Mariusz Kwiecien repeats his acclaimed Belcore after receiving raves. Kwiecien made his debut as Kuligin in Kata Kabanova in 1999 and ever since he became a Met favorite. Kwiecien has proved over and over that he is great in comedy. First he sang the role of Malatesta in Don Pasquale where together with Ms. Netrebko, stole the show. Critics raved about his vocal line and his agility as well as his comic timing. It also helped that he had very good chemistry with his colleagues. And last year in L'Elisir d'Amore he sealed the deal. He proved that his best roles are his comic one as critics called him dashing and confident. He commanded the stage with ease and critics even noticed that he was clearly having fun. Thankfully this time he will be recorded in HD for his fourth HD appearance. With Netrebko back at his side and with a new production it will be interesting to see how Kwiecien's incredible Belcore changes in a year.

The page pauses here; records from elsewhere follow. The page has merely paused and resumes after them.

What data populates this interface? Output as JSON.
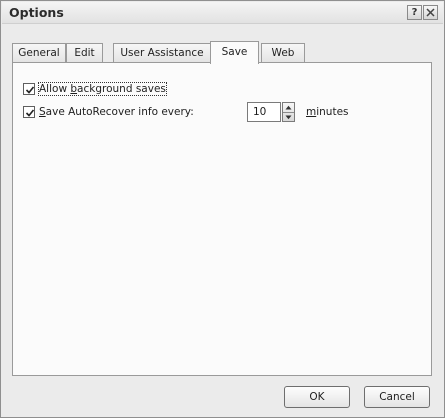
{
  "window": {
    "title": "Options",
    "help_glyph": "?",
    "close_icon": "close-icon"
  },
  "tabs": [
    {
      "label": "General",
      "active": false
    },
    {
      "label": "Edit",
      "active": false
    },
    {
      "label": "User Assistance",
      "active": false
    },
    {
      "label": "Save",
      "active": true
    },
    {
      "label": "Web",
      "active": false
    }
  ],
  "options": {
    "background_saves": {
      "checked": true,
      "label_pre": "Allow ",
      "label_accel": "b",
      "label_post": "ackground saves"
    },
    "autorecover": {
      "checked": true,
      "label_pre": "",
      "label_accel": "S",
      "label_post": "ave AutoRecover info every:",
      "value": "10",
      "unit_pre": "",
      "unit_accel": "m",
      "unit_post": "inutes"
    }
  },
  "buttons": {
    "ok": "OK",
    "cancel": "Cancel"
  },
  "colors": {
    "dialog_bg": "#ebebeb",
    "panel_bg": "#fbfbfb"
  }
}
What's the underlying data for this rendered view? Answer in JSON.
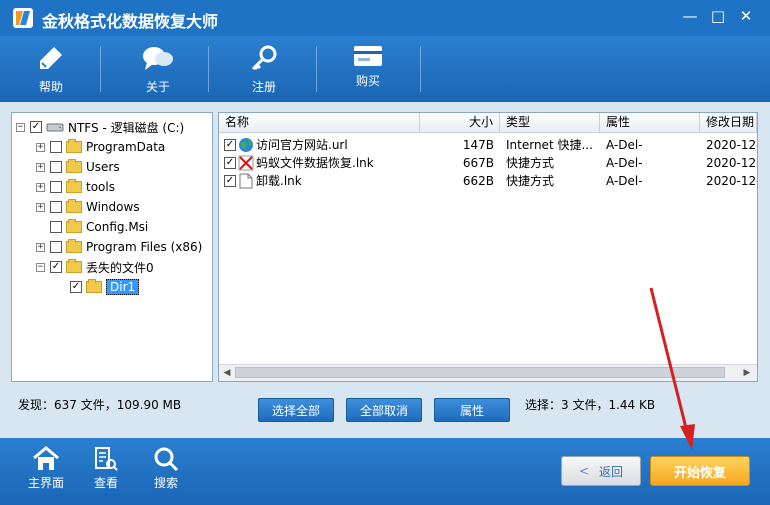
{
  "window": {
    "title": "金秋格式化数据恢复大师",
    "controls": {
      "minimize": "—",
      "maximize": "□",
      "close": "✕"
    }
  },
  "toolbar": [
    {
      "label": "帮助",
      "icon": "pen-icon"
    },
    {
      "label": "关于",
      "icon": "chat-bubble-icon"
    },
    {
      "label": "注册",
      "icon": "key-icon"
    },
    {
      "label": "购买",
      "icon": "card-icon"
    }
  ],
  "tree": {
    "root": {
      "label": "NTFS - 逻辑磁盘 (C:)",
      "checked": true,
      "expander": "−"
    },
    "items": [
      {
        "label": "ProgramData",
        "expander": "+",
        "checked": false
      },
      {
        "label": "Users",
        "expander": "+",
        "checked": false
      },
      {
        "label": "tools",
        "expander": "+",
        "checked": false
      },
      {
        "label": "Windows",
        "expander": "+",
        "checked": false
      },
      {
        "label": "Config.Msi",
        "expander": "",
        "checked": false
      },
      {
        "label": "Program Files (x86)",
        "expander": "+",
        "checked": false
      },
      {
        "label": "丢失的文件0",
        "expander": "−",
        "checked": true
      }
    ],
    "child": {
      "label": "Dir1",
      "checked": true
    }
  },
  "list": {
    "columns": [
      "名称",
      "大小",
      "类型",
      "属性",
      "修改日期"
    ],
    "rows": [
      {
        "name": "访问官方网站.url",
        "size": "147B",
        "type": "Internet 快捷...",
        "attr": "A-Del-",
        "date": "2020-12-",
        "icon": "globe-icon"
      },
      {
        "name": "蚂蚁文件数据恢复.lnk",
        "size": "667B",
        "type": "快捷方式",
        "attr": "A-Del-",
        "date": "2020-12-",
        "icon": "broken-link-icon"
      },
      {
        "name": "卸载.lnk",
        "size": "662B",
        "type": "快捷方式",
        "attr": "A-Del-",
        "date": "2020-12-",
        "icon": "file-icon"
      }
    ]
  },
  "status": {
    "found": "发现：637 文件，109.90 MB",
    "selected": "选择：3 文件，1.44 KB"
  },
  "buttons": {
    "select_all": "选择全部",
    "deselect_all": "全部取消",
    "properties": "属性"
  },
  "footer": {
    "home": "主界面",
    "view": "查看",
    "search": "搜索",
    "back": "返回",
    "restore": "开始恢复"
  },
  "colors": {
    "titlebar": "#1e73c4",
    "main_bg": "#d8e6f2",
    "accent_orange": "#f5a623",
    "annotation_arrow": "#d42020"
  }
}
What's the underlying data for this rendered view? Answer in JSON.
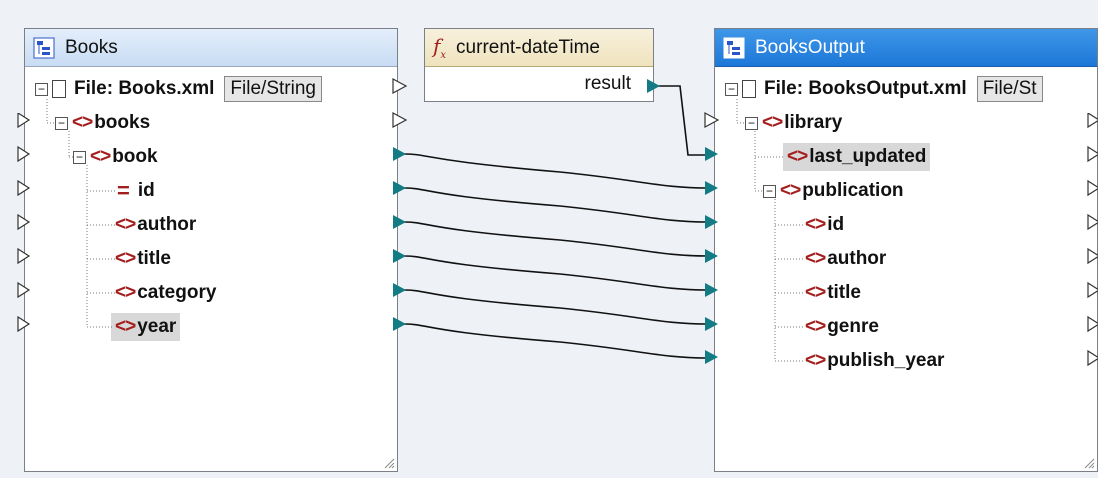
{
  "source": {
    "title": "Books",
    "file_label": "File: Books.xml",
    "file_button": "File/String",
    "nodes": [
      "books",
      "book",
      "id",
      "author",
      "title",
      "category",
      "year"
    ]
  },
  "function": {
    "title": "current-dateTime",
    "output": "result"
  },
  "target": {
    "title": "BooksOutput",
    "file_label": "File: BooksOutput.xml",
    "file_button": "File/St",
    "nodes": [
      "library",
      "last_updated",
      "publication",
      "id",
      "author",
      "title",
      "genre",
      "publish_year"
    ]
  },
  "colors": {
    "connector": "#127b84",
    "element_icon": "#a41e1e",
    "header_active": "#2a84e0"
  }
}
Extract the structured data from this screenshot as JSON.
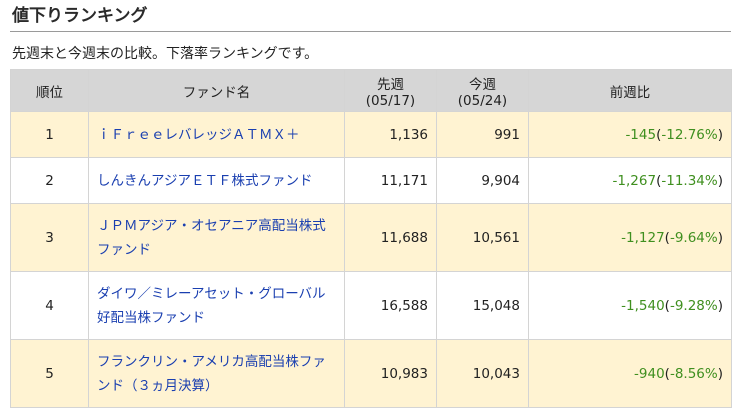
{
  "page": {
    "title": "値下りランキング",
    "description": "先週末と今週末の比較。下落率ランキングです。"
  },
  "table": {
    "headers": {
      "rank": "順位",
      "fund": "ファンド名",
      "prev": "先週(05/17)",
      "curr": "今週(05/24)",
      "change": "前週比"
    },
    "rows": [
      {
        "rank": "1",
        "fund": "ｉＦｒｅｅレバレッジＡＴＭＸ＋",
        "prev": "1,136",
        "curr": "991",
        "diff": "-145",
        "pct": "-12.76%"
      },
      {
        "rank": "2",
        "fund": "しんきんアジアＥＴＦ株式ファンド",
        "prev": "11,171",
        "curr": "9,904",
        "diff": "-1,267",
        "pct": "-11.34%"
      },
      {
        "rank": "3",
        "fund": "ＪＰＭアジア・オセアニア高配当株式ファンド",
        "prev": "11,688",
        "curr": "10,561",
        "diff": "-1,127",
        "pct": "-9.64%"
      },
      {
        "rank": "4",
        "fund": "ダイワ／ミレーアセット・グローバル好配当株ファンド",
        "prev": "16,588",
        "curr": "15,048",
        "diff": "-1,540",
        "pct": "-9.28%"
      },
      {
        "rank": "5",
        "fund": "フランクリン・アメリカ高配当株ファンド（３ヵ月決算）",
        "prev": "10,983",
        "curr": "10,043",
        "diff": "-940",
        "pct": "-8.56%"
      }
    ]
  },
  "colors": {
    "header_bg": "#d6d6d6",
    "odd_row_bg": "#fff3d2",
    "link": "#1a3fb0",
    "negative": "#3f8f1f"
  }
}
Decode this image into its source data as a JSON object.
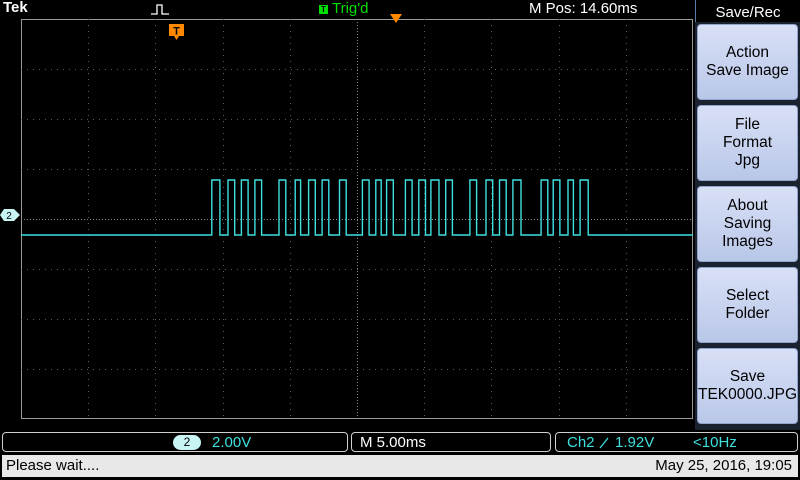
{
  "top": {
    "brand": "Tek",
    "trigger_badge": "T",
    "trigger_status": "Trig'd",
    "horizontal_position": "M Pos: 14.60ms",
    "colors": {
      "trigger_status": "#00e000",
      "trigger_marker": "#ff8800"
    },
    "icons": [
      "pulse-trigger-icon",
      "trigger-position-marker-icon"
    ]
  },
  "scope": {
    "channel_marker": "2",
    "trigger_marker": "T",
    "trace_color": "#3ee0e0",
    "grid": {
      "h_divisions": 10,
      "v_divisions": 8
    },
    "signal": {
      "baseline_level": 0,
      "high_level": 2.2,
      "units_per_division": 2.0,
      "bursts_ms": [
        [
          -10.8,
          -10.2,
          -9.6,
          -9.1,
          -8.6,
          -8.1,
          -7.6,
          -7.1
        ],
        [
          -5.8,
          -5.3,
          -4.6,
          -4.2,
          -3.6,
          -3.1,
          -2.6,
          -2.1
        ],
        [
          -1.3,
          -0.8,
          0.4,
          0.9,
          1.4,
          1.8,
          2.2,
          2.7
        ],
        [
          3.6,
          4.1,
          4.6,
          5.1,
          5.5,
          6.1,
          6.6,
          7.1
        ],
        [
          8.4,
          8.9,
          9.6,
          10.1,
          10.6,
          11.1,
          11.6,
          12.2
        ],
        [
          13.7,
          14.2,
          14.6,
          15.1,
          15.7,
          16.1,
          16.6,
          17.2
        ]
      ]
    }
  },
  "menu": {
    "title": "Save/Rec",
    "buttons": [
      {
        "lines": [
          "Action",
          "Save Image"
        ]
      },
      {
        "lines": [
          "File",
          "Format",
          "Jpg"
        ]
      },
      {
        "lines": [
          "About",
          "Saving",
          "Images"
        ]
      },
      {
        "lines": [
          "Select",
          "Folder"
        ]
      },
      {
        "lines": [
          "Save",
          "TEK0000.JPG"
        ]
      }
    ]
  },
  "status": {
    "channel_badge": "2",
    "channel_scale": "2.00V",
    "time_scale": "M 5.00ms",
    "trigger_source": "Ch2",
    "trigger_level": "1.92V",
    "trigger_freq": "<10Hz",
    "message": "Please wait....",
    "datetime": "May 25, 2016, 19:05"
  }
}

Ambrogio Maestri brings his signature Dulcamara to the Met. Maestri made his debut in the role of Amonasro in Aida in 2004 and immediately returned in 2006 for Cavalleria Rusticana. However 6 years have passed and the Met has not seen his presence. He however has enjoyed acclaim in Europe with his comic Falstaff becoming one of the great exponents of today. Additionally he has enjoyed acclaim for the role of Dulcamara, a role he has been singing more often at the Bayerishe. Of those performances critics noted that "he seemed to be having fun on stage. The result was so infectious that the enjoyment transferred easily to the audience." They also noted that even though he is not quite the "paradigm of a basso buffo, he does a fine job." They added that his voice is in healthier state that most who portray the character. It will be interesting to finally see this singer in a comic role at the Met and to see how his voice has changed over the ages. This will be Maestri's first HD.

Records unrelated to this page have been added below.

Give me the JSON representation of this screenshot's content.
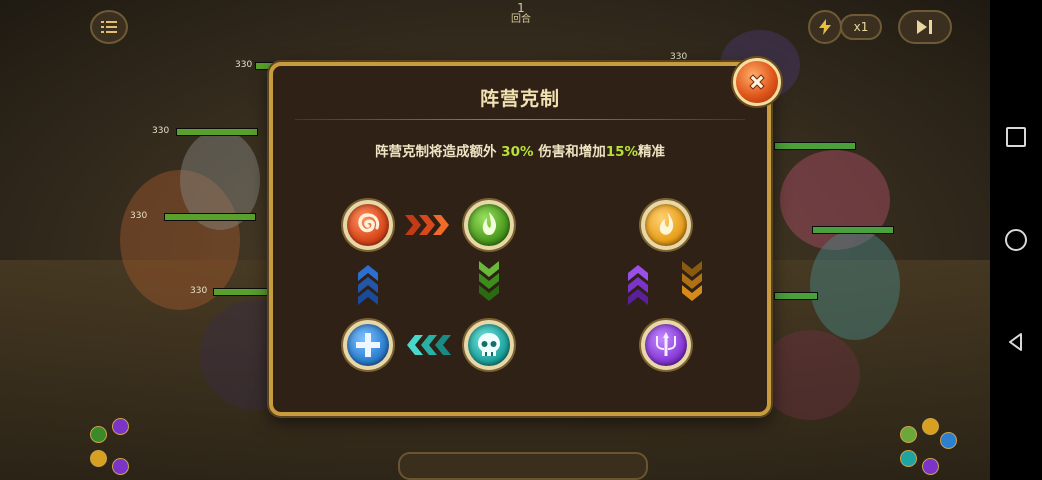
{
  "hud": {
    "turn_number": "1",
    "turn_label": "回合",
    "speed_label": "x1",
    "hp_values": [
      "330",
      "330",
      "330",
      "330",
      "330",
      "330"
    ]
  },
  "dialog": {
    "title": "阵营克制",
    "desc_part1": "阵营克制将造成额外 ",
    "desc_damage_pct": "30%",
    "desc_part2": " 伤害和增加",
    "desc_accuracy_pct": "15%",
    "desc_part3": "精准",
    "highlight_color": "#b6e23a"
  },
  "factions": [
    {
      "icon": "fire-swirl-icon",
      "color": "#d9481c"
    },
    {
      "icon": "leaf-flame-icon",
      "color": "#4a9a1e"
    },
    {
      "icon": "cross-icon",
      "color": "#2d7fd0"
    },
    {
      "icon": "skull-icon",
      "color": "#1fa5a0"
    },
    {
      "icon": "light-flame-icon",
      "color": "#e8a01c"
    },
    {
      "icon": "trident-icon",
      "color": "#8a3ad8"
    }
  ],
  "relations": [
    {
      "from": "fire",
      "to": "nature",
      "color": "#d2471d"
    },
    {
      "from": "fire",
      "to": "water",
      "color": "#2d6fd0"
    },
    {
      "from": "nature",
      "to": "undead",
      "color": "#3d8d1c"
    },
    {
      "from": "undead",
      "to": "water",
      "color": "#27b0a6"
    },
    {
      "from": "light",
      "to": "dark",
      "color": "#7a34c8"
    },
    {
      "from": "dark",
      "to": "light",
      "color": "#d68a18"
    }
  ]
}
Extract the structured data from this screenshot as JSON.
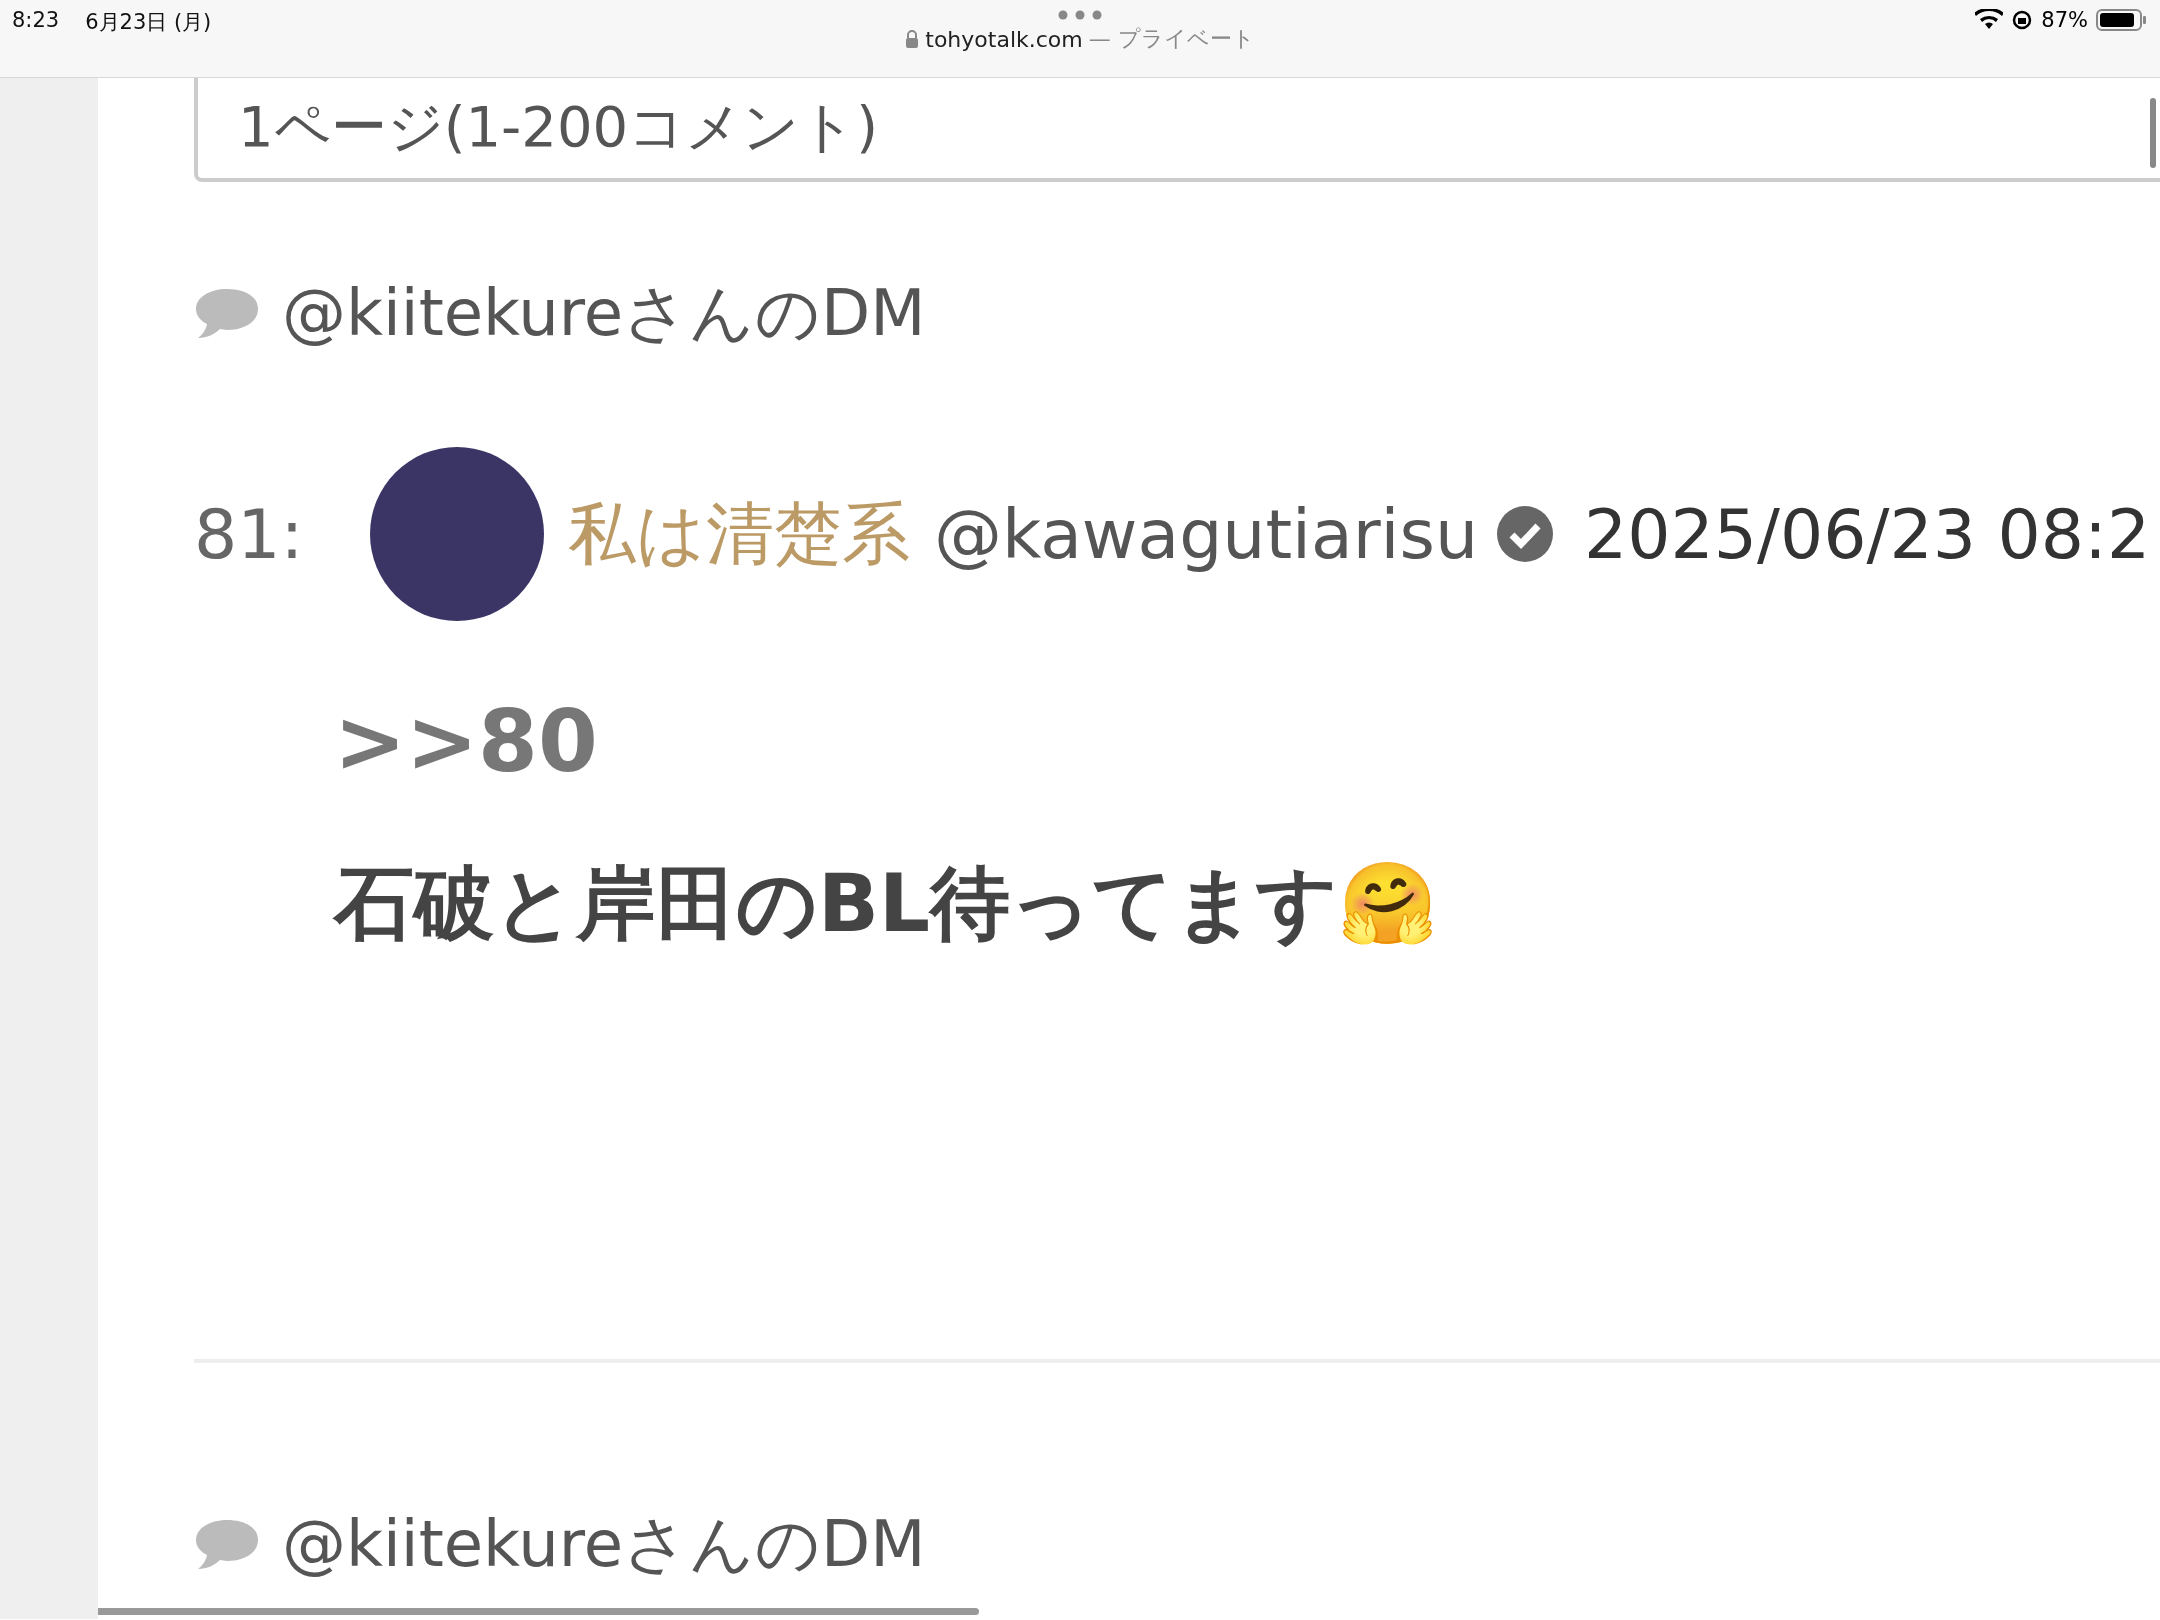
{
  "status_bar": {
    "time": "8:23",
    "date": "6月23日 (月)",
    "url": "tohyotalk.com",
    "url_note": "— プライベート",
    "battery": "87%"
  },
  "page_selector": {
    "label": "1ページ(1-200コメント)"
  },
  "sections": [
    {
      "heading": "@kiitekureさんのDM",
      "post": {
        "number": "81:",
        "name": "私は清楚系",
        "handle": "@kawagutiarisu",
        "verified": true,
        "datetime": "2025/06/23 08:2",
        "reply_to": ">>80",
        "body": "石破と岸田のBL待ってます🤗"
      }
    },
    {
      "heading": "@kiitekureさんのDM"
    }
  ]
}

Maurizio Benini returns to the opera that he made his debut in, in 1998. As a conductor he will have the biggest task of the year and his career as he will have to open the season. In the past only the principal conductor or music director had the task but because of health and other committments neither Luisi no Levine will be conducting. Throughout his Met career, Benini has enjoyed a career in Italian opera particularly the Bel Canto repertoire. Benini has been hailed for his strong readings in the repertoire and for his urgency and vibrancy. Additionally he has lead potent productions and incredible HDs including Le Comte Ory, and La Cenrentola. The last time he lead L'Elisir in 2009, he was the best thing about the production as he brought all the energy and spontaneity to the evening which was lacked on stage. With a better cast and a new production Benini is sure to be exceptional.